Burney was a tenant on claimant's land during 1924, and the bale of cotton in controversy in this suit was raised on that land by Burney during that year. Appellant now claims right and title in virtue of his lien as landlord. At the trial he darkened counsel by introducing a mortgage which antedated plaintiff's judgment; but the mortgagee named in the instrument was an outsider, and claimant had joined in its execution and in the notes secured by it for the purpose, as the evidence disclosed, of becoming surety for the tenant's debt to the mortgagee. His testimony showed further that he had paid the debt secured by the mortgage, but he had taken no transfer, if it be conceived that he might have bettered his position by taking an assignment of a mortgage in which he appeared as mortgagor. So far as appears from the record, the only issue suggested in the trial court was based upon the question of priority between plaintiff's *432 judgment lien and claimant's mortgage. The mortgage introduced by claimant should have been excluded on plaintiff's objection, and it may be that claimant, relying upon the mortgage thus admitted in evidence, concluded that his mortgage title, so to speak, would prevail. If that was his error, it cannot be corrected on this appeal.

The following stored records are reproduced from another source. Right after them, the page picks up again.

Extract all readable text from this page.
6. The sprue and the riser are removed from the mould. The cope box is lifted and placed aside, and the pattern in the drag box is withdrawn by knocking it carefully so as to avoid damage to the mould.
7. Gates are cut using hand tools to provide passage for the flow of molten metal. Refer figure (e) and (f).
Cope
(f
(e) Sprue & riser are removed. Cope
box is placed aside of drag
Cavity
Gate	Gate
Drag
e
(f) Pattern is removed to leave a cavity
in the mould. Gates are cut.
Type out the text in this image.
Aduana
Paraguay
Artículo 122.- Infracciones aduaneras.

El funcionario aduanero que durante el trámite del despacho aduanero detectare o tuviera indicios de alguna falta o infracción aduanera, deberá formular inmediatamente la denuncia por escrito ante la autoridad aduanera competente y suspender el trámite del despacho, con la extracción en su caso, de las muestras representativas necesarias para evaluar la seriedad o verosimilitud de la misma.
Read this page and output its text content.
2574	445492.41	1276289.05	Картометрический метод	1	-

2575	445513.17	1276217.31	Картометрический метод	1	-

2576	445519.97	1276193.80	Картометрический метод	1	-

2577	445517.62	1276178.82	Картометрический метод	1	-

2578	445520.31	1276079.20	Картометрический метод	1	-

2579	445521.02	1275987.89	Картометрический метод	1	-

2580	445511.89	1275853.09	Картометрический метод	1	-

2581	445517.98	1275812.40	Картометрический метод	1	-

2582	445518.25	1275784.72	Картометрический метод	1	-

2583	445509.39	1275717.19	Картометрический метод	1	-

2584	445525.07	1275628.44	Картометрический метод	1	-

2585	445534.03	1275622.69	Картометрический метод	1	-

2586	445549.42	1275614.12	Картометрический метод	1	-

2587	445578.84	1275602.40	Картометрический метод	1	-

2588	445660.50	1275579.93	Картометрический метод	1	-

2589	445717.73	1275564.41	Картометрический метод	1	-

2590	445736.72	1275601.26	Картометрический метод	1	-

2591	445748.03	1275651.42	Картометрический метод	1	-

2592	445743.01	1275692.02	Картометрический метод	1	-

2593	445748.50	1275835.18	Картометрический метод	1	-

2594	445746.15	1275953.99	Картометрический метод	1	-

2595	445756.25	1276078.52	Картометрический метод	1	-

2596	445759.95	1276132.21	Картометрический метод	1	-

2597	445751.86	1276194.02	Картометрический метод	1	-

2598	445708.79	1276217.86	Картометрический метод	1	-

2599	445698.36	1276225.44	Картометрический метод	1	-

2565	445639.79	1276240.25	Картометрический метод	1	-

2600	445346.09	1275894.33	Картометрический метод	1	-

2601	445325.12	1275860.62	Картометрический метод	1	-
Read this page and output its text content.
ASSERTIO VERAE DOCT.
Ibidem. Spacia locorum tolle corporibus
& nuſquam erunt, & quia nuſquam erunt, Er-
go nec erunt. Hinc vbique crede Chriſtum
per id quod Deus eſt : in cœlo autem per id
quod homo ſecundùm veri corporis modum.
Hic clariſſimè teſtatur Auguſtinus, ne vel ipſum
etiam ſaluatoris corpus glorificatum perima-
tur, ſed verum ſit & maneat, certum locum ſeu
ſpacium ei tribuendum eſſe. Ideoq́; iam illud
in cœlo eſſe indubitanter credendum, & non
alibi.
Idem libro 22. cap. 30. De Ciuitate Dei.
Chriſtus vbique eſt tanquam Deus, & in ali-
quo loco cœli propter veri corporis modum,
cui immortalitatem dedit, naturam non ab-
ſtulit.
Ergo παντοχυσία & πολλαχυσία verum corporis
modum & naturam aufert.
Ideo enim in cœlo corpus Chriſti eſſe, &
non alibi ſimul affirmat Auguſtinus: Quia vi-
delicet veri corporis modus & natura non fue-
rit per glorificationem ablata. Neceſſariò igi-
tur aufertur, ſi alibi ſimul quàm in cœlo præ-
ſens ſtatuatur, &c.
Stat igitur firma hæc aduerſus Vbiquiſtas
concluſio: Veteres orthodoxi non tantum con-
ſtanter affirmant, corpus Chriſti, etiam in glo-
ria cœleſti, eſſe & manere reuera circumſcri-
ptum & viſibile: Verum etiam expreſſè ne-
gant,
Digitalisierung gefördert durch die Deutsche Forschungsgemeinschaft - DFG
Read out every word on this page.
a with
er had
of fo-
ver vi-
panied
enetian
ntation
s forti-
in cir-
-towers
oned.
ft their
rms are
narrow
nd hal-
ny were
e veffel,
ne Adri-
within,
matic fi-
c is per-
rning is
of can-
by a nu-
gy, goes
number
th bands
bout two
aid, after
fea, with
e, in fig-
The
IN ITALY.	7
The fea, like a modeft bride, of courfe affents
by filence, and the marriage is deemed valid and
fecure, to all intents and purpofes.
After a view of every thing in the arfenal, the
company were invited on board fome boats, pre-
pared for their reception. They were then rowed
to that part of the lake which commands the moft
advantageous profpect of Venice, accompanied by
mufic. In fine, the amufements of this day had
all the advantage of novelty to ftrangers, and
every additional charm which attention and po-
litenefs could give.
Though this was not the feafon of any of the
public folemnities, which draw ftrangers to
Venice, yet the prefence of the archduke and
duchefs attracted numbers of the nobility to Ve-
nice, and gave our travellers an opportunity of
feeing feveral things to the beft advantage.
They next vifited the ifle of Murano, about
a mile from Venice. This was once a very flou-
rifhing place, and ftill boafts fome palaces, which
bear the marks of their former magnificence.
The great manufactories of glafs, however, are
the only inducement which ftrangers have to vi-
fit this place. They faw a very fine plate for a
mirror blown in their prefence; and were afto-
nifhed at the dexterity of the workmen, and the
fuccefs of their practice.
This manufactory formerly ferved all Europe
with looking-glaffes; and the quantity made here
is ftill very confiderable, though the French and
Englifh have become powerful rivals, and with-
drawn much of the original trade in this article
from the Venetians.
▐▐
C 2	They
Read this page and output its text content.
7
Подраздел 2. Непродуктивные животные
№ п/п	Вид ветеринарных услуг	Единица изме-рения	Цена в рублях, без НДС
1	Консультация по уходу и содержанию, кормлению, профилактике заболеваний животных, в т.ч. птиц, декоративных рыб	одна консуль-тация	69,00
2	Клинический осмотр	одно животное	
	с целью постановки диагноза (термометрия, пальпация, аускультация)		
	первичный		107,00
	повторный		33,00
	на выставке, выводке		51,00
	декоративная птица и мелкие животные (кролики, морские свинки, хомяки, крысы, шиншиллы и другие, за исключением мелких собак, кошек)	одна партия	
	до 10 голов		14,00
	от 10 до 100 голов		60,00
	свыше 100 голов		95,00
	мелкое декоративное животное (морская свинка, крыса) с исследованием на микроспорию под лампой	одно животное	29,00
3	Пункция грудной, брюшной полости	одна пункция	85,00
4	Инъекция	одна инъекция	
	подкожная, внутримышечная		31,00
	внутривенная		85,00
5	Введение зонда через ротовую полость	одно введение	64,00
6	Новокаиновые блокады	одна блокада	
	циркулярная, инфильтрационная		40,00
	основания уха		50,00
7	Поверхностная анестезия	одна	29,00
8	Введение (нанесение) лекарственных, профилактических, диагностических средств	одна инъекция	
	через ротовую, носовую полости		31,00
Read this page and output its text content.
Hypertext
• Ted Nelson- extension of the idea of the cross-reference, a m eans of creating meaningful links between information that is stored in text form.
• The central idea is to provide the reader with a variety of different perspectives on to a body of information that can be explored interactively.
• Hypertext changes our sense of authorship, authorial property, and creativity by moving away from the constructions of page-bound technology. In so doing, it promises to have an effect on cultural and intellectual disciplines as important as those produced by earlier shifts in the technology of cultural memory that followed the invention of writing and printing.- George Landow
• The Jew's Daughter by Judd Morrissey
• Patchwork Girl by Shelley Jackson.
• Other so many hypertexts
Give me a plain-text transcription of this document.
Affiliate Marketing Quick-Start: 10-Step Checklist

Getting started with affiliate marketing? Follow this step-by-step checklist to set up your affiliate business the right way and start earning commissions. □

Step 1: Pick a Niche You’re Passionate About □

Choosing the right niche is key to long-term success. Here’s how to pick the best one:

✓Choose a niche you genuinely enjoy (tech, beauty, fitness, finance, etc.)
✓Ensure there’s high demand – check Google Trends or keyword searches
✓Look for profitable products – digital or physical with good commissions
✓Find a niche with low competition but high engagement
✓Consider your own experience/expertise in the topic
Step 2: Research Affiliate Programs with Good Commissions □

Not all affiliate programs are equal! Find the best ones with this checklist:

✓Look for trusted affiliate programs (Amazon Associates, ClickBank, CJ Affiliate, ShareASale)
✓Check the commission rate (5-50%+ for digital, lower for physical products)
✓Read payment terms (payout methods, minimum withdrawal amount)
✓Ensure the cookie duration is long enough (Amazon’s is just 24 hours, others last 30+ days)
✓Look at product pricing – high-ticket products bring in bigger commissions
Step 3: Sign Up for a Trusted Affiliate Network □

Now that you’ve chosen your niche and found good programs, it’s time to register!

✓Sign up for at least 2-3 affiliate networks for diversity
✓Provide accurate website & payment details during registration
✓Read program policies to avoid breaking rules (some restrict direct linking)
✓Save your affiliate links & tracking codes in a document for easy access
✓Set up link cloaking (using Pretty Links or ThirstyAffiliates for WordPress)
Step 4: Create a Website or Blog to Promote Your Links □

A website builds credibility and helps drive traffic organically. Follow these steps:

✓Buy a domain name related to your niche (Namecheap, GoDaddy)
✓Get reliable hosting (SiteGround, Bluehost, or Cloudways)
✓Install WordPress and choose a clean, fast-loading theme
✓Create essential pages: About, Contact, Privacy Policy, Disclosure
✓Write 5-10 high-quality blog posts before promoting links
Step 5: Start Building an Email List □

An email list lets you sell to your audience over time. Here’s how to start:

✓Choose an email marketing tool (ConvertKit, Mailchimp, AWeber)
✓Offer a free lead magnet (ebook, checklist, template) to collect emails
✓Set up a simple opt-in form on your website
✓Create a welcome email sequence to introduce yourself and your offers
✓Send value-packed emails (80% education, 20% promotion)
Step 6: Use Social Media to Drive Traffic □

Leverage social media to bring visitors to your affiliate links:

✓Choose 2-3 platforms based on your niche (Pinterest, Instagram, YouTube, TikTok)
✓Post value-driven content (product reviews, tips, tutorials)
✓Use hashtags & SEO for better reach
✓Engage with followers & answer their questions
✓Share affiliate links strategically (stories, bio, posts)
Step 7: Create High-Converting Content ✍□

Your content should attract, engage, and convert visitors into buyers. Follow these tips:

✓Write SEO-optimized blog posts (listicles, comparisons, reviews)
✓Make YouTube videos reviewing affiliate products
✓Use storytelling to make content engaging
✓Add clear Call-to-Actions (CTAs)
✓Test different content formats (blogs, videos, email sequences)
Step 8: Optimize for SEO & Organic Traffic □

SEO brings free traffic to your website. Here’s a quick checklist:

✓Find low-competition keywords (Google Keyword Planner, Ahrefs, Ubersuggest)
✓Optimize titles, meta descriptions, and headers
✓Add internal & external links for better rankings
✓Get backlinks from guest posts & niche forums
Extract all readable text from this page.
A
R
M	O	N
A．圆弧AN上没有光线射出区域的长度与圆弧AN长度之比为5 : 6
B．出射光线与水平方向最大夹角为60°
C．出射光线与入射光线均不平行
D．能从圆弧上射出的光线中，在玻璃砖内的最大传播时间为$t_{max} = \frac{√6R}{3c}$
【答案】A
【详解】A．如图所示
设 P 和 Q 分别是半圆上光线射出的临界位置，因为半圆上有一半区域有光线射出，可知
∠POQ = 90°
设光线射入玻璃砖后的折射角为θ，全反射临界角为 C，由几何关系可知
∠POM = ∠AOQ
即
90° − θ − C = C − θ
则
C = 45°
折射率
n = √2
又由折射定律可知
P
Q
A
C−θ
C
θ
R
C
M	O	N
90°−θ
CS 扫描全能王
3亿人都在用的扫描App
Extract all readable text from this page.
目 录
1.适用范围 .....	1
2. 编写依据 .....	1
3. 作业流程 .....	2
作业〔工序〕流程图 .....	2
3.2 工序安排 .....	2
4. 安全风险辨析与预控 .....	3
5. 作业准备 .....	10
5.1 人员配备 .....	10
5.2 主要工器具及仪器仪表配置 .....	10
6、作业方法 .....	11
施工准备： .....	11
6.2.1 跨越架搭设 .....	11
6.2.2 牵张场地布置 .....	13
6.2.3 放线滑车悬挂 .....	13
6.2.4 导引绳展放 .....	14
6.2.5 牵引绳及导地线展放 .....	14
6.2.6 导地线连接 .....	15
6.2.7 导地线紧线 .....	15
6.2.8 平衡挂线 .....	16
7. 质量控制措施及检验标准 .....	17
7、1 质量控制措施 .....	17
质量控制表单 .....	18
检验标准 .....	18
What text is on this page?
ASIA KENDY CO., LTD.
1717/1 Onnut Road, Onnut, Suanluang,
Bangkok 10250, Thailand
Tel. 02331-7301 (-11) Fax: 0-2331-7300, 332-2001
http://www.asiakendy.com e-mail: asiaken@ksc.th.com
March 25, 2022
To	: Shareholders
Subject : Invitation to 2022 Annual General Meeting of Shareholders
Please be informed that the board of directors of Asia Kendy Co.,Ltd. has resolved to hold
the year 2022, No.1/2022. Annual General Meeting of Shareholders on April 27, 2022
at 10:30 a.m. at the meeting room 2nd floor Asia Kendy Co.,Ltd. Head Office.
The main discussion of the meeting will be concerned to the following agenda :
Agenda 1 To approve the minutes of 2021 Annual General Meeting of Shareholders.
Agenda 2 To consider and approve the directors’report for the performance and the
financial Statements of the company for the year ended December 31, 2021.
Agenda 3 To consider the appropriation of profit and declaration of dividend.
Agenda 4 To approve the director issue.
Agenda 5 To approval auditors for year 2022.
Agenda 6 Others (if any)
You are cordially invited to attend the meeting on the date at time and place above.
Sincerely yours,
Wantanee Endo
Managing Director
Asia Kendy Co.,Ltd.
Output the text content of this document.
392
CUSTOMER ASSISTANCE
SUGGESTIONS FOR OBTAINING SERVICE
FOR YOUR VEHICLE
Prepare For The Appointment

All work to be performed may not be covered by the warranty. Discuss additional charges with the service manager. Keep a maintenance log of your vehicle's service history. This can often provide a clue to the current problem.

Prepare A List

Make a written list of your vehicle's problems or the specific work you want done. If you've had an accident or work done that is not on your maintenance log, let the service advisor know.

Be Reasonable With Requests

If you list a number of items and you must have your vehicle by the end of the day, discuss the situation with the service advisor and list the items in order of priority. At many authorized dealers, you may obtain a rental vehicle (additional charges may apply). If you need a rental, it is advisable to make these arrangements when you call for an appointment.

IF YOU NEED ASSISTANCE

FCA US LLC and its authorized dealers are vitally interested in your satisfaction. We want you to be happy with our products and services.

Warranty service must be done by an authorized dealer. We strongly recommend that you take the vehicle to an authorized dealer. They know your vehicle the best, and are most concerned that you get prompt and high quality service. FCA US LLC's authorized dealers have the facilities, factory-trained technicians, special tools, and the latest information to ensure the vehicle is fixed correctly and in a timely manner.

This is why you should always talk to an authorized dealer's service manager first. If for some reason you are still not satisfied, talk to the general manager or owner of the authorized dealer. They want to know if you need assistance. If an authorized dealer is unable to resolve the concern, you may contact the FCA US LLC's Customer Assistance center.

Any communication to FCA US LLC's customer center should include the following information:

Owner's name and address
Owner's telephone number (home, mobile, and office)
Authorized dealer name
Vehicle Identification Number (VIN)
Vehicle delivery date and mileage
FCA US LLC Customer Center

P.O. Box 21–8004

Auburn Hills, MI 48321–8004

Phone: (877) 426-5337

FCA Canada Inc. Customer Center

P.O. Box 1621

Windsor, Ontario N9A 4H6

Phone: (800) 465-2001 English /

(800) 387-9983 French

Now claimant contends that he had and proved a landlord's lien superior to the lien of plaintiff's judgment. And clearly he did. But the claim he filed had not alleged a lien in virtue of his landlordship, and under repeated decisions of this court he could not prevail by reason thereof. Gulf Coast Lumber Co. v. Miles, 90 So. 281, 206 Ala. 429; Hall Brown Woodworking Mach. Co. v. Haley Furniture Mfg. Co., 56 So. 726, 174 Ala. 190, L.R.A. 1918B, 924; Bennett v. McKee, 38 So. 129,144 Ala. 601; Ivey v. Coston, 32 So. 664, 134 Ala. 259. This, for the reason, as stated in the cited cases, that, in his affidavit of claim, claimant had failed to state the nature of the right he claimed as the statute (Code, § 10379) required him to do. His affidavit was that the bale of cotton "is not the property of the said E. B. Burney, but is the property of J. W. Hammond, affiant, and that affiant has a just claim to the property levied on." According to the decisions referred to, this statement did not comply with the statute and would not support the claim. According to the same decisions a like reason would have prevented claimant's recovery, even though he had shown a superior mortgage title — all this, according to the decisions, notwithstanding no objection was taken against the form or substance of appellant's affidavit of claim.

It results that the judgment must be affirmed

Affirmed.

ANDERSON, C. J., and GARDNER and MILLER, JJ., concur.